Saturday, 9 August 2014

Getting Graphic

If you're a graphic novelist or storyteller then this competition might appeal. The prize is £1,000 plus publication of your story in The Observer.

Reckon they mean graphic as in 'with pictures' rather than 'with explicit detail' but I've been wrong before. Anyway, I'll play it safe with the illustration.

Friday, 8 August 2014

I'm a cover girl!

No no, I don't mean Patrick McCabe is my pen name and this is how I look if I push my hair back. But see in the bottom left where it says 'Be Constructive'? That's my article they're referring to!

I'm jolly chuffed, let me tell you.

The article is two pages of advice on how to get good feedback and how to use it. I'd love to know what you think of it (see what I did there?)

I was fortunate to have help and quotes from my writing buddies as well as editors, proofreaders and authors. Thank you all. Writerly types are such generous people.

If you found your way over here after reading the article - WELCOME!

I don't have a free competition link today. I have three - this one has a prize of £500 plus a place on an Arvon course. This one offers £1,000, a weekend away and, appropriately, feedback on your work. There's only cash on offer with this one, but as the top prize is £30,000 perhaps we'll let them off?

And here's a Friday Freebie courtesy of Della Galton.

Wednesday, 6 August 2014


It's time for another Insecure Writer's Support Group post. Last month I really was feeling insecure. More so than I let on in my post. That's because I wasn't writing. Not writing means not making any mistakes, not getting work criticised or rejected  - but it's not much fun and there's no chance of actually coming up with something good.

I'm writing again now. I'm making mistakes, my critique buddies are finding 'issues' and it's very likely at least some of the pieces I'm sending out will come back. I'm much happier.

How are things with you?

Tuesday, 5 August 2014

The Weekly News

If you have anything outstanding with TWN you've probably already had the email, but in case anyone didn't know ... any stories sent between June last year and April this year will not be used and you may submit elsewhere. For stories sent since April this year, they'll be accepted within 12 weeks, if at all. After this period we're to assume a rejetion and may submit elsewhere.

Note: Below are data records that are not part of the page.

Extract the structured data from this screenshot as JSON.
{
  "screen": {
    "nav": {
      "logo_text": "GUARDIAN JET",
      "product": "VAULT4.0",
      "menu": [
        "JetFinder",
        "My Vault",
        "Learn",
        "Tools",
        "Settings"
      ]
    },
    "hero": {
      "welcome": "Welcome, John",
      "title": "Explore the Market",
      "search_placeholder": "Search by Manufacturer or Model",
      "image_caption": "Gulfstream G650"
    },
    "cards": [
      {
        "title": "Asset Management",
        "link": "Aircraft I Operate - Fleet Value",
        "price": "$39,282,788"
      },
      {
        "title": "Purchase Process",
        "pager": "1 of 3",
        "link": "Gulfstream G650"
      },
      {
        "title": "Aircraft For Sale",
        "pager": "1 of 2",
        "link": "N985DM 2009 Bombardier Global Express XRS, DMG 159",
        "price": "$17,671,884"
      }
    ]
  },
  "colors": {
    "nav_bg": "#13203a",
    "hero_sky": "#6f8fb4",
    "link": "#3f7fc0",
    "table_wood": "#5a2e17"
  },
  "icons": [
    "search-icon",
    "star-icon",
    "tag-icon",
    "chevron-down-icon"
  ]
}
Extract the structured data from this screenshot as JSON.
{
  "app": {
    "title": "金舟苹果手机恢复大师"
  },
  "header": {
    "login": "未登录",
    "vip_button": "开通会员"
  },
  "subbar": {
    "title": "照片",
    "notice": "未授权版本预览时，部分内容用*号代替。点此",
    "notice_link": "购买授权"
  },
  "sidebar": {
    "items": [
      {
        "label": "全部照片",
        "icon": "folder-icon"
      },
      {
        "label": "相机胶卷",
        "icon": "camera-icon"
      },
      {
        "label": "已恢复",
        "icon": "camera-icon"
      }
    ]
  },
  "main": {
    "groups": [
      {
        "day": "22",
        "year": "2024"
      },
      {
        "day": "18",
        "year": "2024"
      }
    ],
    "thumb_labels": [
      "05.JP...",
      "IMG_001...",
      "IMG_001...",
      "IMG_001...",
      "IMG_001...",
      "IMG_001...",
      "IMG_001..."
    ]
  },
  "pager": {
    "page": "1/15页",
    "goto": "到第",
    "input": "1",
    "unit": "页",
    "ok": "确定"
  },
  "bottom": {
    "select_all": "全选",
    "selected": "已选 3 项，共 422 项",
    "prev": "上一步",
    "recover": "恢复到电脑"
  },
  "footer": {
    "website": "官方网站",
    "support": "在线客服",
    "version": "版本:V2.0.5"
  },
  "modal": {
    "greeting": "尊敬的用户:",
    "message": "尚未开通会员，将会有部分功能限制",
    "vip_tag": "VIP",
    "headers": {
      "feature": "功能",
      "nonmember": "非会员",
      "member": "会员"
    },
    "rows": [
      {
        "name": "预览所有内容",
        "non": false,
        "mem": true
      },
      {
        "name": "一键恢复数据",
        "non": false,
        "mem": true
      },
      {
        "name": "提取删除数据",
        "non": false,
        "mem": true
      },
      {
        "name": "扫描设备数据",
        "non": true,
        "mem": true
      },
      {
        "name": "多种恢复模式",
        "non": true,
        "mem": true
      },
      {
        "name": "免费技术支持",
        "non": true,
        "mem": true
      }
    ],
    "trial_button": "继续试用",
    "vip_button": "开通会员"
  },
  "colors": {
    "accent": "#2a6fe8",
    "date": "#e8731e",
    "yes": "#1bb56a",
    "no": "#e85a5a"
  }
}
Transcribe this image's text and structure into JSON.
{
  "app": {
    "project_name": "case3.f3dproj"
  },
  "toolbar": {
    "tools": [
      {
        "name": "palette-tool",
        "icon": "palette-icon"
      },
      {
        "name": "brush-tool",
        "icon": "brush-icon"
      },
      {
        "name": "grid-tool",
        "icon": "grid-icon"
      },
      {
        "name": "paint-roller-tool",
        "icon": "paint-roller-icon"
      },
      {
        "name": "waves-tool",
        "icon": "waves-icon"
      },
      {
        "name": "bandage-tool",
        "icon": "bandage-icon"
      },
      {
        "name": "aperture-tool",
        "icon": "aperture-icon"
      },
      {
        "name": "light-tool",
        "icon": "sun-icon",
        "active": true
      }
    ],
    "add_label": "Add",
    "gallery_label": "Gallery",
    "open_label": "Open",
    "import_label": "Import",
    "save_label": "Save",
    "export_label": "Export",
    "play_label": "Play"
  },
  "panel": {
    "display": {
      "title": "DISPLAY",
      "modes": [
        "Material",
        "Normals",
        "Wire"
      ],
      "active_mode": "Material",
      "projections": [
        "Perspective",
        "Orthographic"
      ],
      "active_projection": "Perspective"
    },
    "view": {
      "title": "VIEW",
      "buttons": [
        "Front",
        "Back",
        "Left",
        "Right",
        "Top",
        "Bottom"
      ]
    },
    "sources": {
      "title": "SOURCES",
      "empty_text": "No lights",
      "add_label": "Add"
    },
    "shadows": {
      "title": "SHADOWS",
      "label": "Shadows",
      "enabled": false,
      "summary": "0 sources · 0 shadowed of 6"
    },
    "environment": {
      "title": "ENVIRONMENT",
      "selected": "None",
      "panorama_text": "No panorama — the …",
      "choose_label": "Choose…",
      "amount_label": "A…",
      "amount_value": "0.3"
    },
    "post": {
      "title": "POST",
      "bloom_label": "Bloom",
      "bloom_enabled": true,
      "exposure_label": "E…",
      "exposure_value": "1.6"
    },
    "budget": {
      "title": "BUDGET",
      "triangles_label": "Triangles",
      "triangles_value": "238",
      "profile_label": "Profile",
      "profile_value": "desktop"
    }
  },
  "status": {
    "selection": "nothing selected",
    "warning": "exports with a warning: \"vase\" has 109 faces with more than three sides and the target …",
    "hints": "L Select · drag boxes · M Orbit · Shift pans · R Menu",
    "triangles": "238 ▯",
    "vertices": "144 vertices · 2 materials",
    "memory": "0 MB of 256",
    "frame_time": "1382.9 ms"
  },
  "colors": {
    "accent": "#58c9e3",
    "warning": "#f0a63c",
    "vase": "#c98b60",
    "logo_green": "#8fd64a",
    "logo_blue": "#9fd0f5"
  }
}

I'm glad to have this cleared up (I expect Jill the fiction editor is too). If there's anything worse than having a story rejected it's not having a reply at all. Jill works alone on a part time basis. Those magazines which send replies and give reasons generally have a team of staff in the fiction department.

Just a reminder about the Alfie Dog short story competition. (There is an entry fee of around £2 in the form of five story downloads. Can I suggest you try one by that Patsy Collins woman?) The prize is £200 plus (optional) publication of your short story collection on which you'll earn royalties.

Right, I'm off to water the allotment whilst it's still cool.

Monday, 4 August 2014

Something Crazy

For this competition all you have to do is write something completely out there. Reckon I can do that.

There's a £10 WH Smith voucher for the winner.

You could use that to buy pens in the colours your favourite words smell of.

Or present it to a stranger as the ransom payment and and say you'll collect Mr Fluffy at midnight as agreed.

Or add to your notebook collection.

Saturday, 2 August 2014

A good deal

The prizes for this competition are fabulous. Publishing contract, writing retreat in France and your book featured in Woman Magazine.

I can't enter. Sigh. Oh well, I did get to go to France earlier this year. Didn't actually do any writing while I was there, but I met this chap. Maybe I can work him into a story.